Elizabeth M. Crawford, District Attorney, Malone (Jennifer M. Hollis of counsel), for respondent.
Pritzker, J. Appeals (1) from a judgment of the County Court of Franklin County (Derek P. Champagne, J.), rendered April 16, 2018, upon a verdict convicting defendant of the crimes of attempted assault in the first degree, criminal use of a firearm in the second degree, criminal possession of a weapon in the second degree and endangering the welfare of a child, and (2) by permission, from an order of said court, entered November 13, 2019, which denied defendant's motion pursuant to CPL 440.10 to vacate the judgment of conviction, without a hearing.
Defendant was charged by a six-count indictment with the crimes of attempted murder in the second degree, criminal use of a firearm in the first degree, attempted assault in the first degree, criminal use of a firearm in the second degree, criminal possession of a weapon in the second degree and endangering the welfare of a child stemming from an incident in February 2017 when he shot a handgun through the front door of his ex-girlfriend's (hereinafter the victim) house in the Town of Malone, Franklin County. Following a five-day jury trial, defendant was found not guilty of attempted murder in the second degree and convicted of the other five counts. As a result of the not guilty verdict on the count of attempted murder in the second degree, County Court dismissed the criminal use of a firearm in the first degree conviction. Subsequently, defendant unsuccessfully moved to set aside the verdict and was thereafter sentenced to concurrent prison terms of 12 years, to be followed by five years of postrelease supervision for attempted assault in the first degree, criminal use of a firearm in the second degree and the criminal possession of a weapon convictions, and a concurrent one-year jail term for the endangering the welfare of a child conviction.
As relevant here, defendant then moved, pro se, pursuant to CPL 440.10 to vacate the judgment (hereinafter the first motion) asserting that the judgment was obtained in violation of his constitutional rights due to ineffective assistance of counsel. The People opposed, and County Court thereafter denied this motion. Defendant again moved, pro se, pursuant to CPL 440.10 to vacate the judgment (hereinafter the second motion) alleging, among other things, that his trial counsel was ineffective. The People opposed, and County Court thereafter denied the motion without a hearing. Defendant appeals from the judgment of conviction and, by permission, the denial of the second motion.[FN1]

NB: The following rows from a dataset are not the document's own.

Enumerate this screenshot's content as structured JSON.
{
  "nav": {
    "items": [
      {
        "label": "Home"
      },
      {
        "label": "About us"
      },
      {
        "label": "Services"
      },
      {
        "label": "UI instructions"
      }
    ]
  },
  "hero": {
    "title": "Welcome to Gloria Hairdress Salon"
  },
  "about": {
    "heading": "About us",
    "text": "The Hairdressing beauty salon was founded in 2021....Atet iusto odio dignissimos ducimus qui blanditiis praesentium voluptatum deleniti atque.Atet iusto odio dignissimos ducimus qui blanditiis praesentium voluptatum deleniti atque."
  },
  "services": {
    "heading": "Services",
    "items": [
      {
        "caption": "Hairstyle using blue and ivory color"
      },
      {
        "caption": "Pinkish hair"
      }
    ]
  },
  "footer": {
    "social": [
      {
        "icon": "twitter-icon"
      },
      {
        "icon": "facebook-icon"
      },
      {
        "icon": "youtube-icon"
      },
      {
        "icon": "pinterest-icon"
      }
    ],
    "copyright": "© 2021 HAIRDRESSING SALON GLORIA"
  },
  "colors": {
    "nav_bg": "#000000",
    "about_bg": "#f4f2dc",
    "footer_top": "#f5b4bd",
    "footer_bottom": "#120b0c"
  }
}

Defendant contends that the verdict as to the convictions for attempted assault in the first degree and criminal use of a firearm in the second degree are legally insufficient and against the weight of the evidence because the People failed to establish that defendant acted with specific intent to injure.[FN2] As relevant here, a person is guilty of attempted assault in the first degree when, "[w]ith intent to cause serious physical injury to another person, he [or she attempts to] cause[ ] such injury [*2]to such person or to a third person by means of a deadly weapon" (Penal Law § 120.10 [1]; see § 110.00). "Where the defendant is charged with an attempt crime, he or she need not succeed in causing a serious physical injury; rather, all that is required is that the defendant intended such injury and engaged in conduct directed at accomplishing that objective" (People v Pine, 126 AD3d 1112, 1114 [3d Dept 2015] [internal quotation marks and citations omitted], lv denied 27 NY3d 1004 [2016]; accord People v LaDuke, 204 AD3d 1083, 1085 [3d Dept 2022], lv denied 38 NY3d 1072 [2022]). "Intent may be inferred from the defendant's conduct and the surrounding circumstances" (People v LaDuke, 204 AD3d at 1085 [internal quotation marks, brackets and citation omitted]; see People v Terry, 196 AD3d 840, 842 [3d Dept 2021], lv denied 37 NY3d 1030 [2021]). Also as relevant here, a person is guilty of criminal use of a firearm in the second degree when he or she commits attempted assault in the first degree and "possesses a deadly weapon, if the weapon is a loaded weapon from which a shot, readily capable of producing death or other serious injury may be discharged" (Penal Law § 265.08 [1]; see § 70.02 [1] [a], [b]).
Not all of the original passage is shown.